Define allowable time range

Usage

domain_time(from, to, format = ymd_hms)

Arguments

from

Start time interval

to

End time interval

format

Format of to and from (either ymd_hms, dmy_hms, ymd_hm, ymd, dmy, dmy, ...). Both from and to should have the same format.

Value

No return value, called for side effects

See Also

detect_value_range_violations


Define bounds for activity duration

Description

Funtion to define bounds on the duration of an activity during detection of duration outliers.

Usage

duration_within(bound_sd = 3, lower_bound = NA, upper_bound = NA)

Arguments

bound_sd

Number of standard deviations from the mean duration which is used to define an outlier in the absence of lower_bound and upper_bound (default value of 3 is used)

lower_bound

Lower bound for activity duration used during outlier detection (expressed in minutes). This means disregarding the sd and bound_sd for lower bound

upper_bound

Upper bound for activity duration used during outlier detection (expressed in minutes).

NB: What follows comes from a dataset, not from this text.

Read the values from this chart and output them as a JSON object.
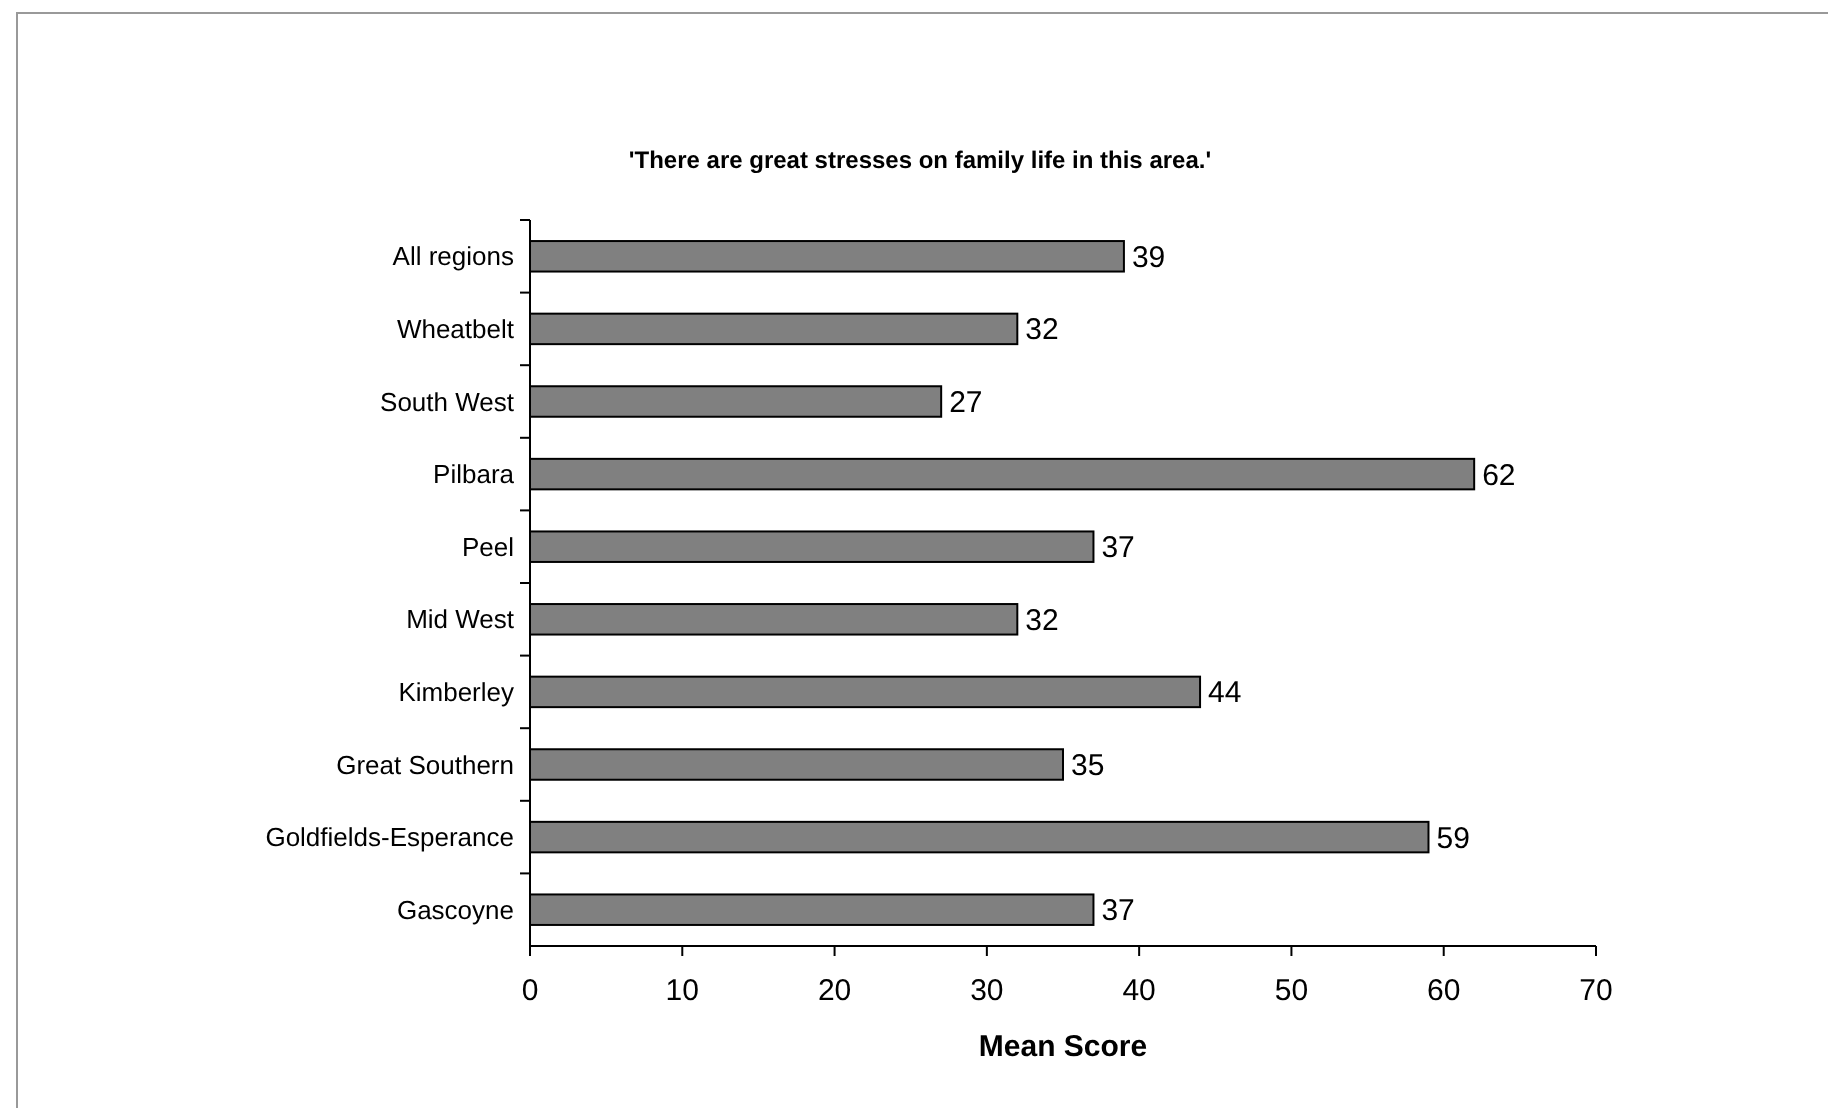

This means disregarding the sd and bound_sd for upper bound

Value

No return value, called for side effects

See Also

detect_duration_outliers


Filter anomalies from the activity log

Description

Function that filters detected anomalies from the activity log

Usage

filter_anomalies(activity_log, anomaly_log)

Arguments

activity_log

The activity log (renamed/formatted using functions rename_activity_log and convert_timestamp_format)

anomaly_log

The anomaly log generated from the different DAQAPO tests

Value

activitylog in which the anomaly rows are filtered out


Fix problems

Description

Fix problems

Usage

fix(detected_problems, ...)

Arguments

detected_problems

Output of a detect_ function. Currently supported: detect_resource_inconsistencies.

...

Additionals parameters, depending on type of anomalies to fix.

Value

No return value, called for side effects


An activity log of 20 patients in a hospital (data frame)

Description

A dataset containing the logged activities in an illustrative hospital process. 20 patients are described in the log. Process activities include Registration, Triage, Clinical exam, Treatment and Treatment evaluation.

Usage

hospital

Format

A data frame with 53 rows and 7 variables:

patient_visit_nr

the patient's identifier

activity

the executed activity

originator

the resource performing the activity execution

start_ts

the timestamp at which the activity was started

complete_ts

the timestamp at which the activity was completed

triagecode

a case attribute describing the triage code

specialization

a case attribute describing the specialization

Source

An illustrative example developed in-house for demonstrational purposes.


An activity log of 20 patients in a hospital (activity log object)

Description

A dataset containing the logged activities in an illustrative hospital process. 20 patients are described in the log. Process activities include Registration, Triage, Clinical exam, Treatment and Treatment evaluation.

Usage

hospital_actlog

Format

An activity log with 53 rows and 7 variables:

patient_visit_nr

the patient's identifier

activity

the executed activity

originator

the resource performing the activity execution

start

the timestamp at which the activity was started

complete

the timestamp at which the activity was completed

triagecode

a case attribute describing the triage code

specialization

a case attribute describing the specialization

Source

An illustrative example developed in-house for demonstrational purposes.


An event log of 20 patients in a hospital

Description

A dataset containing the logged activities in an illustrative hospital process. 20 patients are described in this log Process activities include Registration, Triage, Clinical exam, Treatment and Treatment evaluation.

Usage

hospital_events

Format

A data frame with 53 rows and 7 variables:

patient_visit_nr

the patient's identifier

activity

the executed activity

originator

the resource performing the activity execution

event_lifecycle_state

the state the activity is in at the given timestamp

timestamp

the moment in time the lifecycle state was reached

triagecode

a case attribute describing the triage code

specialization

a case attribute describing the specialization

event_matching

a specification of which events form a pair in the log

Source

An illustrative example developed in-house for demonstrational purposes.